L'Inter attraversa un momento di difficoltà strutturale che va oltre le semplici assenze. Senza Lautaro Martínez in campo, la squadra meneghina cambia volto e perde quella solidità offensiva che l'ha caratterizzata fino a poco tempo fa. Il margine di sei punti nei confronti del Milan e di sette sul Napoli, apparentemente confortante sulla carta, nasconde una realtà ben diversa: una flessione nei risultati che inizia a preoccupare i vertici della società.
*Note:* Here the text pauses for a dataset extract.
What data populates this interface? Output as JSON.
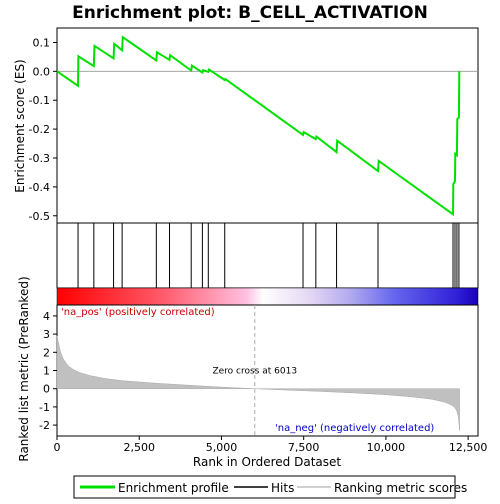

Osservando il panorama generale del campionato, è evidente come ogni big stia vivendo fasi altalenanti determinate dalle scelte di mercato e dagli infortuni. Il Milan con Rabiot a disposizione mostra un'altra consistenza tattica, mentre il Napoli con De Bruyne, McTominay e Anguissa recuperati rappresenta una squadra completamente trasformata rispetto ai mesi difficili precedenti. La Juventus finalmente dispone di un attacco competitivo con Vlahovic e Milik, permettendo a Spalletti di elaborare meglio gli ultimi risultati. Tutt'altra storia il Como, che incarna il modello di calcio più avanzato della stagione, sebbene completamente estraneo alla realtà del nostro campionato tradizionale.
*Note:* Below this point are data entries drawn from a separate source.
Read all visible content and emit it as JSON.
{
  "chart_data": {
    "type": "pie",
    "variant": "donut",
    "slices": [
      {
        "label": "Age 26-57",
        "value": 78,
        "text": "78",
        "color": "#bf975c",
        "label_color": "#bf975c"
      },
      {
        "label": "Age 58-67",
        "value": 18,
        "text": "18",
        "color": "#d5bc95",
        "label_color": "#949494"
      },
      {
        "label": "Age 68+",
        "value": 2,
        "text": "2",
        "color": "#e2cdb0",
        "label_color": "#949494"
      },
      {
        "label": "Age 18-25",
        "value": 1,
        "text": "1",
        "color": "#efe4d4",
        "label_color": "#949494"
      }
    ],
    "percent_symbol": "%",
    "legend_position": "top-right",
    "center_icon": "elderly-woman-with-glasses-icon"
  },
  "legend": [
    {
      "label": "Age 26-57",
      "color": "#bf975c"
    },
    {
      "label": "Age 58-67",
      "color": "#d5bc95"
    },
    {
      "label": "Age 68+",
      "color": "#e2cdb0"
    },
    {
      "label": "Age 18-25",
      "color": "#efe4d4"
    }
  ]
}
La situazione della Roma merita una considerazione a parte. Dopo aver rimesso in discussione l'operato di Mourinho, la tifoseria giallorossa inizia a interrogarsi anche sulle scelte di Gasperini, rimpiangendo paradossalmente l'adesione compatta del passato. I nomi che circolano per la linea difensiva – Vaz, Venturino, Zaragoza, Tsimikas, Arena – raccontano di una situazione estremamente precaria.
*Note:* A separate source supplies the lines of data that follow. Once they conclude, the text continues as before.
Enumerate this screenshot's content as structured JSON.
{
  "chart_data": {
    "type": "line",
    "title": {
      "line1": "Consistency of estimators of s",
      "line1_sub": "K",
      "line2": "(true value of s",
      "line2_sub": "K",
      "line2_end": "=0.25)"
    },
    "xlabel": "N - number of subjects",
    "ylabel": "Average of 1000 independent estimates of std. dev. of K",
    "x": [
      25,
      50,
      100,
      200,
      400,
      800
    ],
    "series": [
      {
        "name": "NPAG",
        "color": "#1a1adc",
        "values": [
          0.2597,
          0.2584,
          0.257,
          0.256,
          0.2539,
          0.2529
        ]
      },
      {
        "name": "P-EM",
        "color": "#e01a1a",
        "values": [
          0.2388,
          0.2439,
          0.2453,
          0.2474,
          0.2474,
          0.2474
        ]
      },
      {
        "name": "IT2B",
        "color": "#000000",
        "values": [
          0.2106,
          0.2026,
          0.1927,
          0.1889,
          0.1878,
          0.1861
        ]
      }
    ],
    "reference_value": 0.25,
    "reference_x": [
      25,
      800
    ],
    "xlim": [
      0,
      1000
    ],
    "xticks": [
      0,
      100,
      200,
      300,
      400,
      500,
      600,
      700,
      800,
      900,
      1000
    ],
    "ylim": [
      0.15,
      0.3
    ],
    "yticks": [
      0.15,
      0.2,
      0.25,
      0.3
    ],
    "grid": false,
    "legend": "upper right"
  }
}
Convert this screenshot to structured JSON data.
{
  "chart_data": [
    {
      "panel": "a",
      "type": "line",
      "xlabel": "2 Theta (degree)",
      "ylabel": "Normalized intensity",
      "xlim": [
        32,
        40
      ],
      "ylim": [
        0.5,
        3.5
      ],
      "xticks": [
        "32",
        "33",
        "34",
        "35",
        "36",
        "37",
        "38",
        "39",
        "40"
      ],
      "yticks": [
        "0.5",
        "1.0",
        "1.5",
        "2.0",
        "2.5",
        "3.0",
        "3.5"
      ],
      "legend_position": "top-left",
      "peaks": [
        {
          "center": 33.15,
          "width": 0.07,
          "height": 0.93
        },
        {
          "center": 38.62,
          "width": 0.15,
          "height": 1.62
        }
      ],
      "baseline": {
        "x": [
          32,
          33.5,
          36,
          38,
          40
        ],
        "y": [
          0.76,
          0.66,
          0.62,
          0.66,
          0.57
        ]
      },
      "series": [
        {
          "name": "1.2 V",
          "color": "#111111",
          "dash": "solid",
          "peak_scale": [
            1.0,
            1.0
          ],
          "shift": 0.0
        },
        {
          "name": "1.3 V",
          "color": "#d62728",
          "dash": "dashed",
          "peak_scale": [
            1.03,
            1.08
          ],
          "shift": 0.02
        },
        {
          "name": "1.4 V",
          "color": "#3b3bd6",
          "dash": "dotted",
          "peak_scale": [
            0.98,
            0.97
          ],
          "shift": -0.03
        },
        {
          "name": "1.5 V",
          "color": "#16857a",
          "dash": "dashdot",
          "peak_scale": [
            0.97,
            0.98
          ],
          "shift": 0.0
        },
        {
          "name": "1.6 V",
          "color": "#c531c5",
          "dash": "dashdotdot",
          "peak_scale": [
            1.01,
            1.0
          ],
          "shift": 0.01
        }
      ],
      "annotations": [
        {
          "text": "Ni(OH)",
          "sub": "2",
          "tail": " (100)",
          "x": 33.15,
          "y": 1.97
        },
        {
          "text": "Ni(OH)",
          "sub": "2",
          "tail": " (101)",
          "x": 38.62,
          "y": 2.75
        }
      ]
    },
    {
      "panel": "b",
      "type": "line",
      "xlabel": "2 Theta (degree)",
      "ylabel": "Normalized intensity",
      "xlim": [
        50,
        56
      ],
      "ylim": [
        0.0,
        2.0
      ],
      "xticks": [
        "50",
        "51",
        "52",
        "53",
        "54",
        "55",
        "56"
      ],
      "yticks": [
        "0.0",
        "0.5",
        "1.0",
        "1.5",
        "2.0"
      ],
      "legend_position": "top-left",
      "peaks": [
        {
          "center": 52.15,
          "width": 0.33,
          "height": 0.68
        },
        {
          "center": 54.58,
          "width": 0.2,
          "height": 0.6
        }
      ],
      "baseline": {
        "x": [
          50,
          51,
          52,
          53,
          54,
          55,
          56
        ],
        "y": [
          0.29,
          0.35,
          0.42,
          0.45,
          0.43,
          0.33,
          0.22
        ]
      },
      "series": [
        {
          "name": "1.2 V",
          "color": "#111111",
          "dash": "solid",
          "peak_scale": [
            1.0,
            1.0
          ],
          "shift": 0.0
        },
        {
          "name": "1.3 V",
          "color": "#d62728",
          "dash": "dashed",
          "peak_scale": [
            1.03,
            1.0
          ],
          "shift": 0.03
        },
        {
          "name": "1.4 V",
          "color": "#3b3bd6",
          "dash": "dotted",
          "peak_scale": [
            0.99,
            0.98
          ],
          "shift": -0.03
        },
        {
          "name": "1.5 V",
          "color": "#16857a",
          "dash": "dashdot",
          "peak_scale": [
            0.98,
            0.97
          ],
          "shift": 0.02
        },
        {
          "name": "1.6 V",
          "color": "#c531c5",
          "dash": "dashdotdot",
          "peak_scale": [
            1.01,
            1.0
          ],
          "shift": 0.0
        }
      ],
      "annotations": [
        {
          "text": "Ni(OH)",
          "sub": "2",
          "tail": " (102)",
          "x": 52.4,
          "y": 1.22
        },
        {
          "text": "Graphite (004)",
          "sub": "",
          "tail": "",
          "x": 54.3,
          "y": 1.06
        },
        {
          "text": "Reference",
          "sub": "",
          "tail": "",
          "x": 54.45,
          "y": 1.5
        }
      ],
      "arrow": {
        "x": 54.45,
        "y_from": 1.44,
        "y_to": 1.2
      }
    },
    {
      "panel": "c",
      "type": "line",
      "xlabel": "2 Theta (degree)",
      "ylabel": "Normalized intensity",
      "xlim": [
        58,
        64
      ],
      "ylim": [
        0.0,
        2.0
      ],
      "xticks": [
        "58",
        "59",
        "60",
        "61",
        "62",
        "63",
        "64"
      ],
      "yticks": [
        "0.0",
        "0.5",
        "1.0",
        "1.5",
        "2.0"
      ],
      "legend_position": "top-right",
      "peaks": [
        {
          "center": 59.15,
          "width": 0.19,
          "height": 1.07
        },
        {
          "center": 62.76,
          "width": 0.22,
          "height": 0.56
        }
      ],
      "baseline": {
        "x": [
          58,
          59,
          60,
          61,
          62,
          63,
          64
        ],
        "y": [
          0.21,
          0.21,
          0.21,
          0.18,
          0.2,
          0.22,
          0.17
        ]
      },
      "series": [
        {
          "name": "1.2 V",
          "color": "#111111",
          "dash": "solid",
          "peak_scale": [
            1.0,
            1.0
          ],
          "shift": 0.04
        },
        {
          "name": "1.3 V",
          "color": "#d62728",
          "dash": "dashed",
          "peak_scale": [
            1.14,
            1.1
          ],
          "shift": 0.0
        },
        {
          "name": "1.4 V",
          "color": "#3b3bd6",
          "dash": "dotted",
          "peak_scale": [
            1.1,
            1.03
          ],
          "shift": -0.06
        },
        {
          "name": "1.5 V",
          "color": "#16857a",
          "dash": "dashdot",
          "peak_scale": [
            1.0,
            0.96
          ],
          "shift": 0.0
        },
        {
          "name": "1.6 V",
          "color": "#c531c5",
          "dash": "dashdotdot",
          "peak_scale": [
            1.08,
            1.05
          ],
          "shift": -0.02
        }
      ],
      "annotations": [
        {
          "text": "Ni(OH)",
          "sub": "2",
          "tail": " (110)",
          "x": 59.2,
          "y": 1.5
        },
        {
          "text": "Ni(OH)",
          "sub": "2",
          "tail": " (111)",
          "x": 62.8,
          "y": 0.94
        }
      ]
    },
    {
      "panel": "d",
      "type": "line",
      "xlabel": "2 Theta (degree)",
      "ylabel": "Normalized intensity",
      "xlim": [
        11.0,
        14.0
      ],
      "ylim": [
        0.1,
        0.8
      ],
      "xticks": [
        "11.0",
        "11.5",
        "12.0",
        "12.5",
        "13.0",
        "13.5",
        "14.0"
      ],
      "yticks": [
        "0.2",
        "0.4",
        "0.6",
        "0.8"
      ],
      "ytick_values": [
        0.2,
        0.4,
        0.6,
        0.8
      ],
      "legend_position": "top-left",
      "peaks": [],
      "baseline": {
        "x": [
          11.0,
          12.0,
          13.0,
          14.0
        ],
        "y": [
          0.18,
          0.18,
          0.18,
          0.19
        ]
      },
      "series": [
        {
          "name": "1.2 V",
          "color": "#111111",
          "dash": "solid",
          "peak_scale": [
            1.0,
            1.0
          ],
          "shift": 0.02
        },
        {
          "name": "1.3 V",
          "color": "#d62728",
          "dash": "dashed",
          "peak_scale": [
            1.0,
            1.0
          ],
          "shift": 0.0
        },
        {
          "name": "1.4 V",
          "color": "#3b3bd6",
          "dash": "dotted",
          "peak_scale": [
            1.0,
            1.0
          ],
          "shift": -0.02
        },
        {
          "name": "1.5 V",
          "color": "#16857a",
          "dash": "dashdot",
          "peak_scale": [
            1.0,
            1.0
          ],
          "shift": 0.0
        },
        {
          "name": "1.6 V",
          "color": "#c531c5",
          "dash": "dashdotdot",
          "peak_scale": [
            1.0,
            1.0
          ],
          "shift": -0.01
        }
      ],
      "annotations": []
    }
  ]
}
Nel complesso, la qualità esposta dalla Serie A rimane mediocre, una realtà che non dovrebbe portarci alla rassegnazione ma deve stimolare il dibattito. Chi segue tutte le dieci partite settimanali dovrebbe ricevere un riconoscimento per la pazienza: il calcio si gioca senza audacia tattica, e soprattutto l'arbitraggio risulta incoerente, con direzioni di gara che variano enormemente da referee a referee. Alcuni fischiatori mantengono ritmi di trenta-trentadue falli a partita, mentre altri lasciano scorrere quasi completamente il gioco. Questa disparità compromette la fluidità complessiva del campionato.